Mme Marie-Arlette Carlotti, ministre déléguée auprès de la ministre des affaires sociales et de la santé, chargée des personnes handicapées et de la lutte contre l’exclusion. Monsieur le président, madame la présidente de la commission des affaires sociales, mesdames, messieurs les rapporteurs, mesdames, messieurs les sénateurs, le redressement de nos comptes publics se fera, mais il se fera dans la solidarité et dans la justice.

Avec un ONDAM médico-social en progression de 4 % et une enveloppe de près de 9 milliards d’euros consacrée aux établissements et services médico-sociaux pour les personnes handicapées, en augmentation de 3,3 % – soit 286 millions d’euros de plus qu’en 2012 –, le Gouvernement affiche clairement son ambition : agir en faveur de nos concitoyens les plus vulnérables, malgré un contexte financier extrêmement difficile.

Ces crédits supplémentaires se répartiront de la manière suivante : outre les 35 millions d’euros de « rebasage », 126 millions d’euros de plus seront affectés aux mesures nouvelles, c’est-à-dire aux créations de places, et 122 millions d’euros le seront au soutien des établissements et des services médico-sociaux.

Parce que ce budget nous autorise à agir dans deux directions à la fois, 3 000 places nouvelles seront créées en 2013. Elles permettront d’amorcer un rééquilibrage, que nous poursuivrons au cours des prochaines années, en faveur de l’accueil des autistes, des personnes atteintes de handicap lourd, des polyhandicapés et des handicapés psychiques.

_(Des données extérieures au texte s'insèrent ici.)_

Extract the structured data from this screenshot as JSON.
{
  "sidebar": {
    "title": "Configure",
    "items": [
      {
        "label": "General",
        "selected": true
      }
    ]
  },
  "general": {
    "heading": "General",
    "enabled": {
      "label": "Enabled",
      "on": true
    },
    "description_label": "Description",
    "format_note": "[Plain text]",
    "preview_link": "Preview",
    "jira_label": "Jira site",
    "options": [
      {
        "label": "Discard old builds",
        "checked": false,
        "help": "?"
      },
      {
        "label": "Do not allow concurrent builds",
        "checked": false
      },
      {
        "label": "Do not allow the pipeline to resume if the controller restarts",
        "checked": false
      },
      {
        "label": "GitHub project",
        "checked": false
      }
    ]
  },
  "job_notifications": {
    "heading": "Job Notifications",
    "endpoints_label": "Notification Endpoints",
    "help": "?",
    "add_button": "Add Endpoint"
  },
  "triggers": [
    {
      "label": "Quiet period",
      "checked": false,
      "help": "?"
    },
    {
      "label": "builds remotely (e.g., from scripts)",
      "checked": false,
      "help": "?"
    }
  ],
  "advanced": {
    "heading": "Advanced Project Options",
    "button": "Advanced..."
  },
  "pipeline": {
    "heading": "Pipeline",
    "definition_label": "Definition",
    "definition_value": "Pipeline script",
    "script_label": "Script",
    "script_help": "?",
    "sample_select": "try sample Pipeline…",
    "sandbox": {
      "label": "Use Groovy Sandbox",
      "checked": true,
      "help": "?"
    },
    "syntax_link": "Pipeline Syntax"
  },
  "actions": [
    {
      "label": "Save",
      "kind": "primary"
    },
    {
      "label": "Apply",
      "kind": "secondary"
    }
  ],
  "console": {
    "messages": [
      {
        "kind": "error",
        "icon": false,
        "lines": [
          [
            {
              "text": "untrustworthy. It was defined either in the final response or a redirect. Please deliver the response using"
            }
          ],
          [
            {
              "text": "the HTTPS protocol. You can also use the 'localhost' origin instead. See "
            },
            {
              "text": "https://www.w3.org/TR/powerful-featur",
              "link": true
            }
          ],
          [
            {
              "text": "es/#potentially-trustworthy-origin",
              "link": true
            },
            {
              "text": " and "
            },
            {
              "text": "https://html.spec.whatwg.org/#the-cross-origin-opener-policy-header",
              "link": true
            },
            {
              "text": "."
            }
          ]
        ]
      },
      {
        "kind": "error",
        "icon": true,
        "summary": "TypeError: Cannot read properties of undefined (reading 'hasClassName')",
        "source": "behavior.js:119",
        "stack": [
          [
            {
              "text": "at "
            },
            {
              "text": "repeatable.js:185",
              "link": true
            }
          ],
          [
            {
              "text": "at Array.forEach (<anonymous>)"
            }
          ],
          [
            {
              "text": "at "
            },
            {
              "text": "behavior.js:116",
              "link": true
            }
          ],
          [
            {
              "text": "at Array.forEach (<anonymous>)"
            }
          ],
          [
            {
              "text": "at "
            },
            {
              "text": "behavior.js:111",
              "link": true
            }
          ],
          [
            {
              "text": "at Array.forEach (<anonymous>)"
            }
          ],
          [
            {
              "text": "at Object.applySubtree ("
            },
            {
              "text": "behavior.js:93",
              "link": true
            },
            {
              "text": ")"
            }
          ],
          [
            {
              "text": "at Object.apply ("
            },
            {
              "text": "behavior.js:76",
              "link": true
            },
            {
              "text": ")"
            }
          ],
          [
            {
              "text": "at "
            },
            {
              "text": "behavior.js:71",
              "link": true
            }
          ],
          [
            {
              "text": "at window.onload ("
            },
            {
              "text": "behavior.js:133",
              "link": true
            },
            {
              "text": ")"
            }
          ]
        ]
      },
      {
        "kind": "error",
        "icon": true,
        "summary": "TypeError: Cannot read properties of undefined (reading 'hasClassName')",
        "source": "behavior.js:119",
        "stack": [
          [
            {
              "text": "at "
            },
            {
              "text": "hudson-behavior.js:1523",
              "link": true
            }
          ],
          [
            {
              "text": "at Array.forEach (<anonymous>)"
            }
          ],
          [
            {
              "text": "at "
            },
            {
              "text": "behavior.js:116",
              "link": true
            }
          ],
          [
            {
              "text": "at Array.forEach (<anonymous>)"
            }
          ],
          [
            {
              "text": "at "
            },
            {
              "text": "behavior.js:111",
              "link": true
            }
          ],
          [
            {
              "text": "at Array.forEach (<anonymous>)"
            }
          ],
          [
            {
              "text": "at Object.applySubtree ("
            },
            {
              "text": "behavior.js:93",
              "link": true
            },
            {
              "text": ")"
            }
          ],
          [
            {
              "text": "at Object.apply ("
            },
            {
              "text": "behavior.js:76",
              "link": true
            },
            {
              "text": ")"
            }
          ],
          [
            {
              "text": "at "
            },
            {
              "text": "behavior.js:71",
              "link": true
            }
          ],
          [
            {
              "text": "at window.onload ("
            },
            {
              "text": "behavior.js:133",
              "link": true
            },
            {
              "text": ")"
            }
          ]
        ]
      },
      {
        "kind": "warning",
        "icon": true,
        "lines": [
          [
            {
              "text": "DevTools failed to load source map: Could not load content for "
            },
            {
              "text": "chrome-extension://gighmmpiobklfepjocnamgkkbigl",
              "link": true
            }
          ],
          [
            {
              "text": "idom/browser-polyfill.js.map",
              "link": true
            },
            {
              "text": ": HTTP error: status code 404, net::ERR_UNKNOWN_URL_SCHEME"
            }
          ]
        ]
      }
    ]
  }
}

Un retard certain a déjà été constaté à plusieurs reprises dans ce domaine.

Il nous faut également trouver des solutions innovantes, afin d’apporter des réponses particulières et spécifiques aux problèmes des personnes handicapées vieillissantes. Mme Delaunay et moi y travaillons. Il nous faut aussi remédier ici ou là aux disparités territoriales, que certains ont constatées dans leurs départements.

Parallèlement à la création de ces 3 000 places, nous donnerons aux structures existantes les moyens d’assurer aux personnes handicapées une prise en charge de qualité.

C’est sur ces points que nous marquons une rupture claire avec la politique du Gouvernement précédent.

Depuis deux ans, nous le savons, les établissements et services médico-sociaux ont été soumis à de très fortes contraintes financières. Celles-ci ont provoqué un décrochage important de l’ensemble des salaires du secteur. Le risque d’une baisse de la qualité de l’accueil et de l’accompagnement des personnes en situation de handicap – elle commençait d’ailleurs à se faire sentir – était très fort.

Ce secteur, que vous connaissez en votre qualité d’élus locaux, mesdames, messieurs les sénateurs, est extrêmement vivace. Il compte 200 000 salariés et accueille 300 000 personnes handicapées, dont 150 000 mineurs. Ses établissements souffraient énormément ; il était donc urgent d’agir. C’est ce que nous proposons dans le cadre du présent projet de loi de financement de la sécurité sociale. Ainsi, nous opérons un tournant : pour le Gouvernement, la qualité de la prise en charge des personnes handicapées est une priorité.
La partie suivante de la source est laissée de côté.